Programming Assignment 3

Tree Matching

Data Structures & Algorithms, Fall 2010


Due Date

This assignment is due by 11:30 p.m. on Wednesday, 1 December.

See the assignment turn-in page (last modified on 23 February 2010) for instructions on turning in your assignment.

The absolute deadline for turning-in Assignment 3 is Saturday, 4 December at 11:30 p.m. It is not possible to turn-in Assignment 3 after the absolute deadline.

Background

Tree matching determines if one tree appears in another tree. Two trees match each other if either
  1. Both trees are empty, or
  2. both trees are non-empty and
    1. both root nodes have the same value,
    2. each root has the same number of children, and
    3. the corresponding children in each root node match.

The Problem

Write the method match() that accepts a source binary tree and a pattern binary tree, and returns the root of an occurrence of the pattern in the source, if it exists. The pattern tree may occur anywhere in the source tree.

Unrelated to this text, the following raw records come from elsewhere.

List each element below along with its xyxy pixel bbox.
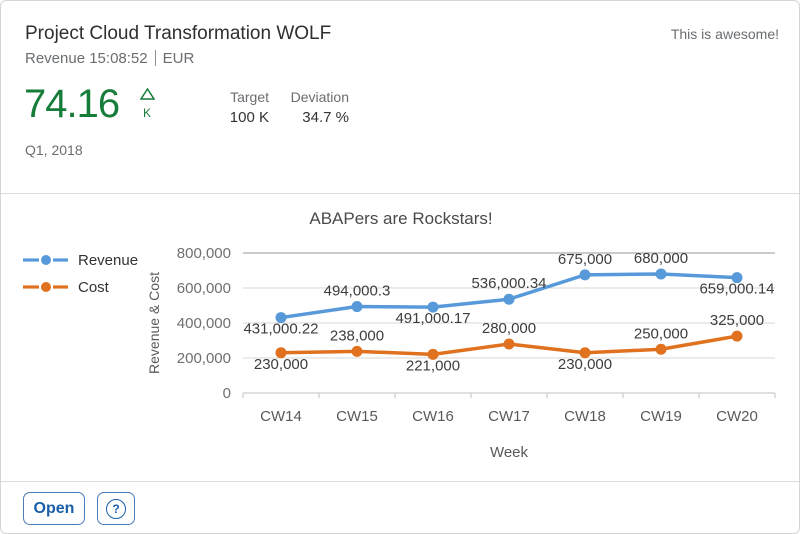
- footer-divider: [1, 481, 799, 482]
- revenue-data-point[interactable]: [427, 301, 439, 313]
- revenue-data-label: 491,000.17: [395, 310, 470, 327]
- target-value: 100 K: [229, 109, 269, 126]
- revenue-data-point[interactable]: [655, 268, 667, 280]
- y-tick-label: 400,000: [177, 315, 231, 332]
- revenue-cost-line-chart: ABAPers are Rockstars! Revenue & Cost Week…: [23, 209, 776, 461]
- cost-data-label: 230,000: [558, 356, 612, 373]
- chart-area: ABAPers are Rockstars! Revenue & Cost Week…: [1, 193, 799, 481]
- cost-data-label: 230,000: [254, 356, 308, 373]
- deviation-value: 34.7 %: [302, 109, 349, 126]
- kpi-value: 74.16: [24, 82, 120, 126]
- x-axis-title: Week: [490, 444, 529, 461]
- open-button[interactable]: Open: [23, 492, 85, 525]
- x-tick-label: CW20: [716, 408, 758, 425]
- revenue-data-point[interactable]: [351, 301, 363, 313]
- revenue-data-label: 536,000.34: [471, 275, 546, 292]
- cost-data-label: 280,000: [482, 320, 536, 337]
- cost-data-label: 325,000: [710, 312, 764, 329]
- x-tick-label: CW14: [260, 408, 302, 425]
- cost-data-point[interactable]: [655, 343, 667, 355]
- revenue-data-point[interactable]: [503, 293, 515, 305]
- period-label: Q1, 2018: [25, 142, 83, 158]
- y-tick-label: 600,000: [177, 280, 231, 297]
- help-button[interactable]: ?: [97, 492, 135, 525]
- question-mark-icon: ?: [106, 498, 126, 519]
- x-tick-label: CW15: [336, 408, 378, 425]
- x-tick-label: CW18: [564, 408, 606, 425]
- revenue-data-point[interactable]: [275, 312, 287, 324]
- revenue-data-point[interactable]: [579, 269, 591, 281]
- legend-label: Revenue: [78, 252, 138, 269]
- kpi-trend: K: [139, 87, 155, 120]
- x-tick-label: CW19: [640, 408, 682, 425]
- revenue-data-label: 494,000.3: [324, 283, 391, 300]
- cost-data-point[interactable]: [275, 347, 287, 359]
- cost-data-label: 238,000: [330, 327, 384, 344]
- legend-dot: [41, 255, 51, 265]
- chart-title: ABAPers are Rockstars!: [309, 209, 492, 228]
- revenue-data-label: 431,000.22: [243, 321, 318, 338]
- header-divider: [1, 193, 799, 194]
- subtitle-unit: EUR: [162, 50, 195, 67]
- info-text: This is awesome!: [670, 26, 779, 42]
- y-axis-title: Revenue & Cost: [146, 272, 162, 374]
- cost-data-label: 221,000: [406, 357, 460, 374]
- target-label: Target: [230, 89, 269, 105]
- y-tick-label: 0: [223, 385, 231, 402]
- revenue-data-label: 659,000.14: [699, 281, 774, 298]
- cost-data-point[interactable]: [427, 348, 439, 360]
- legend-item-revenue[interactable]: Revenue: [23, 252, 138, 269]
- legend-label: Cost: [78, 279, 110, 296]
- legend-dot: [41, 282, 51, 292]
- subtitle-metric-time: Revenue 15:08:52: [25, 50, 148, 67]
- y-tick-label: 800,000: [177, 245, 231, 262]
- deviation-column: Deviation 34.7 %: [281, 89, 349, 126]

match() is defined in the interface

/export/home/class/cs-305/pa3/TreeMatch.java

The BinaryTree interface used in TreeMatch does not need an implementation. The BinaryTree interface has already been implemented, and is part of the jar file.

Implementing

Once you’ve got your implementation far enough along, you can try it out using the jar file
/export/home/class/cs-305/pa3/pa3.jar
by typing

$ java -classpath jar-path/pa3.jar:. main class-name

where jar-path is the path to pa3.jar and class-name is the name of the class implementing the TreeMatcher interface. For example, if the class MatchTree implements TreeMatcher and you’re using pa3.jar in the public class directory, you would type

$ java -classpath /export/home/class/cs-305/pa3/pa3.jar:. main MatchTree


This page last modified on 27 November 2010.